Penetration of a vagina or anus by anything at all, including a penis or any other body part, or any object is now considered Sexual Assault by Penetration.
Consent is now defined as “free agreement” and is central to the offence. This includes the use or the threat of violence, incapacity due to the effects of alcohol or if a person is asleep or unconscious at the time of the assault.
Sexual Assault is penetration by any means and to any extent of a vagina, anus or mouth and includes sexual touching and the emission of ejaculate, saliva or urine onto a person.
If you have been raped or sexually assaulted and have decided to involve the Police, it is best to report the incident as soon as possible as it is estimated that vital forensic evidence will be lost after 4 days. If you have not yet made a decision on reporting to the Police, retain your clothing in a paper bag. It is also important that, if you are going to report immediately after the incident, to try not to eat or drink or take drugs or alcohol as this can interfere with forensic evidence.
It is likely that you will be asked to undergo an intimate medical examination. Women can request a female Police Surgeon but should be prepared for the examination being carried out by a male in the event of Police being unable to provide a female Police Surgeon. The medical examination is carried out in order to collect evidence, which may be presented in court, in the event of a trial. It is also possible that you will have to return to the Police station in the following days to have bruising (which does not always show up immediately) etc photographed.

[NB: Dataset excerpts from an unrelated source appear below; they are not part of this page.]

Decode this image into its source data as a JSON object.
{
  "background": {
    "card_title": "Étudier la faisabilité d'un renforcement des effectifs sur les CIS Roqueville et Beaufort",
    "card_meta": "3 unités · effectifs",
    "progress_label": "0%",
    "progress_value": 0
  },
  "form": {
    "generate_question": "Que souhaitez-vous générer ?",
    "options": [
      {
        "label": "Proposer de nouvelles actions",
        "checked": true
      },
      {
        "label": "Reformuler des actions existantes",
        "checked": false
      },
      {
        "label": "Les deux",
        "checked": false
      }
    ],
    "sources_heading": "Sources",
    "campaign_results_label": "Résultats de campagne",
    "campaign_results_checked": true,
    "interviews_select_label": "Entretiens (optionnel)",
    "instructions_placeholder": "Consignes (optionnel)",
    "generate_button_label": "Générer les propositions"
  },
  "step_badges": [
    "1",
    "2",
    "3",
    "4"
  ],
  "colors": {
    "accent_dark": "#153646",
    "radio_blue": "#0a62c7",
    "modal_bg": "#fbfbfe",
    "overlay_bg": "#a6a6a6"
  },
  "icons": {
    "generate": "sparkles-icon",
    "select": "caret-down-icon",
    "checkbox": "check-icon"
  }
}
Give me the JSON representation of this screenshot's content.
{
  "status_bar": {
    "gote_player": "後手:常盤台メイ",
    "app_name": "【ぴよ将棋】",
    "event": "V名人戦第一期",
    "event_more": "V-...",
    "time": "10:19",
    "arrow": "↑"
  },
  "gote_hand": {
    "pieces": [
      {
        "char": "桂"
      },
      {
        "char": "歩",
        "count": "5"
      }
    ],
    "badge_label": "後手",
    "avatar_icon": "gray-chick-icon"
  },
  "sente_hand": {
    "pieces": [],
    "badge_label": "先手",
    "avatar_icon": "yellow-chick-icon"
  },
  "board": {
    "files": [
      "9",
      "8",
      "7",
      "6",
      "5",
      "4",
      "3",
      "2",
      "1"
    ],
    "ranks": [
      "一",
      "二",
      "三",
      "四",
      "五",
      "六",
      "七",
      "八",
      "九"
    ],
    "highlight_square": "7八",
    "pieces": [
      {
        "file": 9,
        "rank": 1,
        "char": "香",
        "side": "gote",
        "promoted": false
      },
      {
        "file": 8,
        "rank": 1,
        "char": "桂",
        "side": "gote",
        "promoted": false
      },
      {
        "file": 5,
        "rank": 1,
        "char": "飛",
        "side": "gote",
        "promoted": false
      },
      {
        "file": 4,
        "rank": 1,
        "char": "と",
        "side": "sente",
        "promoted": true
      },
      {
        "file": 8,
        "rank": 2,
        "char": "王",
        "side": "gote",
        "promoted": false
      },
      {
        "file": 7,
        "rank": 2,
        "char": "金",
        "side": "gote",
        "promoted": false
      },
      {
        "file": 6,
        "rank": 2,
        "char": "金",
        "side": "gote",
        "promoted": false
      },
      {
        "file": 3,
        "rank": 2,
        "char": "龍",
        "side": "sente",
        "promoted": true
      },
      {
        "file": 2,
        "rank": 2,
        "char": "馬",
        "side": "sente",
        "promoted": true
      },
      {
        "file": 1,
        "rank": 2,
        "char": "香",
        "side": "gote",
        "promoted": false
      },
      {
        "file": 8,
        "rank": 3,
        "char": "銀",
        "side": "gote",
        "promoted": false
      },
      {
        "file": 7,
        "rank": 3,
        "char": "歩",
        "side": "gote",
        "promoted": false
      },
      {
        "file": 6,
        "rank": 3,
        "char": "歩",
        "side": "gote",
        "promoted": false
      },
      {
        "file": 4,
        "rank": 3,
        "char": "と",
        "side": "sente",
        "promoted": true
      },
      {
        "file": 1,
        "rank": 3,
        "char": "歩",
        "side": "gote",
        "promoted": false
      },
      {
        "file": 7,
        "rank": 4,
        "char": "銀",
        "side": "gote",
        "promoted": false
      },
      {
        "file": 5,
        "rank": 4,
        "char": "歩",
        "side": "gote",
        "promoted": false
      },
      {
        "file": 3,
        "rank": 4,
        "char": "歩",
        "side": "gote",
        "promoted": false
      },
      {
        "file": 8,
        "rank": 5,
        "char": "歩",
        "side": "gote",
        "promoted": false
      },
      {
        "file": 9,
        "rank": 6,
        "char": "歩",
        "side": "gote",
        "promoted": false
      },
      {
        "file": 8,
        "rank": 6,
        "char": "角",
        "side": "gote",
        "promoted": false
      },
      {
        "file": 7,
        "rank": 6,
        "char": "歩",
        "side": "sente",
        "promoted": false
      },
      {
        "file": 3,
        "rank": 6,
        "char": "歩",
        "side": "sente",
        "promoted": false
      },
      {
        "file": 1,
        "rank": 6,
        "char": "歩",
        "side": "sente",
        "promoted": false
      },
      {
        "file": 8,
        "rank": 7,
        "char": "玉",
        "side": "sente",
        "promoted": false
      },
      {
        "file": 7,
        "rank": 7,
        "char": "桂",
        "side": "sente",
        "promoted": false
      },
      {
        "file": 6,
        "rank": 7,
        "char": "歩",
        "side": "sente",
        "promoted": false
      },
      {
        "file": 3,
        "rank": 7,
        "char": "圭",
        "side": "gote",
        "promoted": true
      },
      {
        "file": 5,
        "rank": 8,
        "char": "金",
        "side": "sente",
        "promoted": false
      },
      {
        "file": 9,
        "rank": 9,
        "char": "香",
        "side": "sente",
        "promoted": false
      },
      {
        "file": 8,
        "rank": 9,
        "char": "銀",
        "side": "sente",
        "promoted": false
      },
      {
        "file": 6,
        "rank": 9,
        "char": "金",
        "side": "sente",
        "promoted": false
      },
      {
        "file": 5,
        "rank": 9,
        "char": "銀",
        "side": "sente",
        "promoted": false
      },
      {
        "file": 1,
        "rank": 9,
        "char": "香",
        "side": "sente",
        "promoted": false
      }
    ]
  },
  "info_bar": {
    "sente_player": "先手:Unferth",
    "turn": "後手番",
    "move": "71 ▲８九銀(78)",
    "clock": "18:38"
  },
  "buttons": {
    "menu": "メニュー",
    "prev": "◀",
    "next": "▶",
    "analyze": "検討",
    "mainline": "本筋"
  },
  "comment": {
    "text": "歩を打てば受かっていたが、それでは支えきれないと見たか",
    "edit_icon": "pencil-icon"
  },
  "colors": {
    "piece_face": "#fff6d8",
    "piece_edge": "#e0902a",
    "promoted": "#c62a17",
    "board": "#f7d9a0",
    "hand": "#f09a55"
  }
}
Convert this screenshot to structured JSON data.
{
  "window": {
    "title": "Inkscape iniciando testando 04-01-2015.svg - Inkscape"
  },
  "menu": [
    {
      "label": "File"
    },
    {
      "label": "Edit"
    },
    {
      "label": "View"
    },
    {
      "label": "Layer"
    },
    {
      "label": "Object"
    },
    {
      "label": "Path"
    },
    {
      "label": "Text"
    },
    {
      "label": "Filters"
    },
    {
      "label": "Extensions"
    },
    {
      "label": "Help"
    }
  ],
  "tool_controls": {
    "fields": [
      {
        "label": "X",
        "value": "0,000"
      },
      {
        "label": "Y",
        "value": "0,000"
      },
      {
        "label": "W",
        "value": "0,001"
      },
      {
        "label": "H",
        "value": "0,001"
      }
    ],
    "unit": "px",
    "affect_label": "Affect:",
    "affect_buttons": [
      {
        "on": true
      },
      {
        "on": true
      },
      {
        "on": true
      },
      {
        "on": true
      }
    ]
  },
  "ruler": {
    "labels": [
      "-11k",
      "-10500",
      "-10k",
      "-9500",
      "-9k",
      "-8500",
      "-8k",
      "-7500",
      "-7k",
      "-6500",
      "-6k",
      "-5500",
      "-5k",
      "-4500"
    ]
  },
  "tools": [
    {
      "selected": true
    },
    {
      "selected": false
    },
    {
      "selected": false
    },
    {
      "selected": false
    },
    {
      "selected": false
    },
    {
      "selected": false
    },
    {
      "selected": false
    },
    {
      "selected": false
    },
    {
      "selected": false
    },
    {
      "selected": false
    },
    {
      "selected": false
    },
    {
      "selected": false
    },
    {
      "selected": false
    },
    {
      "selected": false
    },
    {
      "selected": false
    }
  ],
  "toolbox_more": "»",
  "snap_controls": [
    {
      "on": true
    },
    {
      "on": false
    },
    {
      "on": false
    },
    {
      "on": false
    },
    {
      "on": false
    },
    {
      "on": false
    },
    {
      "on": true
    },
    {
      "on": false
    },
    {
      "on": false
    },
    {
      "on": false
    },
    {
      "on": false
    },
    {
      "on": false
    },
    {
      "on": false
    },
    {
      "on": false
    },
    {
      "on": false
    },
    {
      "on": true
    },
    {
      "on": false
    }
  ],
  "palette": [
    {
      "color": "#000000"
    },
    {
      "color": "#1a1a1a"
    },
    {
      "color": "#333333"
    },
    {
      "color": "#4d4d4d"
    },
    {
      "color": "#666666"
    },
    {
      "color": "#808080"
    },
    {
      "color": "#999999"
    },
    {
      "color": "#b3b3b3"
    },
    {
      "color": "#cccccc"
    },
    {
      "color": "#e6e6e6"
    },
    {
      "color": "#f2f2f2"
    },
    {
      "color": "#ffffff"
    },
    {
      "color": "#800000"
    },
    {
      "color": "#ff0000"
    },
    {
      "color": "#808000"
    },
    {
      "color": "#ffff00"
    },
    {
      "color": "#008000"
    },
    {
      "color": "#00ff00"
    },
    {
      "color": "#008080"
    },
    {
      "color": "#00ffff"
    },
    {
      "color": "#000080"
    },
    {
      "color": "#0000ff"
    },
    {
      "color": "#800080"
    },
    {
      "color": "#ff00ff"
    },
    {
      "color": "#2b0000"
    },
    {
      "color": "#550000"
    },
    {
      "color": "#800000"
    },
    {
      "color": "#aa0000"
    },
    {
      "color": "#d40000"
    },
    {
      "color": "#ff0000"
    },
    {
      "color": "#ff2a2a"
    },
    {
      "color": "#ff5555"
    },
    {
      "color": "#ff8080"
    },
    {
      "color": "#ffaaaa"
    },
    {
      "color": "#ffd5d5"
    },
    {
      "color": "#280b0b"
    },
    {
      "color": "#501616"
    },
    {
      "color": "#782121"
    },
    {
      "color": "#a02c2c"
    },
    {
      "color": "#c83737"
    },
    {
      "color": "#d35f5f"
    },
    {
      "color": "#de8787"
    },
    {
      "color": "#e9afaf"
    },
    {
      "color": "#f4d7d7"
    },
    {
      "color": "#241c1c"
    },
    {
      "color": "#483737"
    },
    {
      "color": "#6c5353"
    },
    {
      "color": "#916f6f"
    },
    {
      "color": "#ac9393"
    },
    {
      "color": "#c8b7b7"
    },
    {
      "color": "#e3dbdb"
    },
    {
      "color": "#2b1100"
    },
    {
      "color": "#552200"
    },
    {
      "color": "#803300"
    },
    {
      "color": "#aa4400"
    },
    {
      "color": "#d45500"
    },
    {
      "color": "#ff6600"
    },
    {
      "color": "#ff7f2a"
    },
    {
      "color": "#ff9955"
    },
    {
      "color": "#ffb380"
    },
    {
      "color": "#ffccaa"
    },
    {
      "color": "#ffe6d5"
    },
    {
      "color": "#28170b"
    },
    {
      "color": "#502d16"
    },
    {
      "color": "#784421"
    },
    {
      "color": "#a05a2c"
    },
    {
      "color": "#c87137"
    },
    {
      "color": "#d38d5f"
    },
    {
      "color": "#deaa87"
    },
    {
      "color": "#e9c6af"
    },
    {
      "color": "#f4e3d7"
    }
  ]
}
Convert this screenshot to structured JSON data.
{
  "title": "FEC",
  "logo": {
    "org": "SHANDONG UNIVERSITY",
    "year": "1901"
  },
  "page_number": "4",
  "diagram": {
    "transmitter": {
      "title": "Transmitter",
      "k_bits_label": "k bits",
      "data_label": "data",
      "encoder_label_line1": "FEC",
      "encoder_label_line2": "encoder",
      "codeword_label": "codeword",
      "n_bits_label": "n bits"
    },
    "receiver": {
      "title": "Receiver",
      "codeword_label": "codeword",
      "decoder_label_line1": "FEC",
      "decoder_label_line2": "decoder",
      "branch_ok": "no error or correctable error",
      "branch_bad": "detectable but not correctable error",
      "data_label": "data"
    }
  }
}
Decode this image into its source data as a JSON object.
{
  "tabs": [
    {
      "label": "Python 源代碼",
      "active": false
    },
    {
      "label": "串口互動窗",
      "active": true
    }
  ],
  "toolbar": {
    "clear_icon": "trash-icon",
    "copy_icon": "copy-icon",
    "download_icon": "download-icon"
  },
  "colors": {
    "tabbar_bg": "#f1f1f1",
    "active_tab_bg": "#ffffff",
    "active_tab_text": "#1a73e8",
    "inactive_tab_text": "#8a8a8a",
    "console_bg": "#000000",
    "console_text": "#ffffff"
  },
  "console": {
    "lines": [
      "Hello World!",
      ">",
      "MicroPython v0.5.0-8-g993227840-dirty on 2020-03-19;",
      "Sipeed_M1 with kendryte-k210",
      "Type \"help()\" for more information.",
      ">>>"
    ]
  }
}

Whilst at the Police station you will be asked for specific details of what happened before, during and just after the attack. You will be asked if your attacker is known to you, what, if anything, was said and for any other details which you can remember. It is likely that after an attack, a survivor will not be able to remember everything but she can contact their SOLO (Sexual Offences Liaison Officer) with any further details as she remembers. You may be taken back to the scene of the assault to show Police where the attack took place in order for them to search for any evidence left behind. It is difficult to be more specific about what else will happen during the Police process, as the circumstances of each assault are different.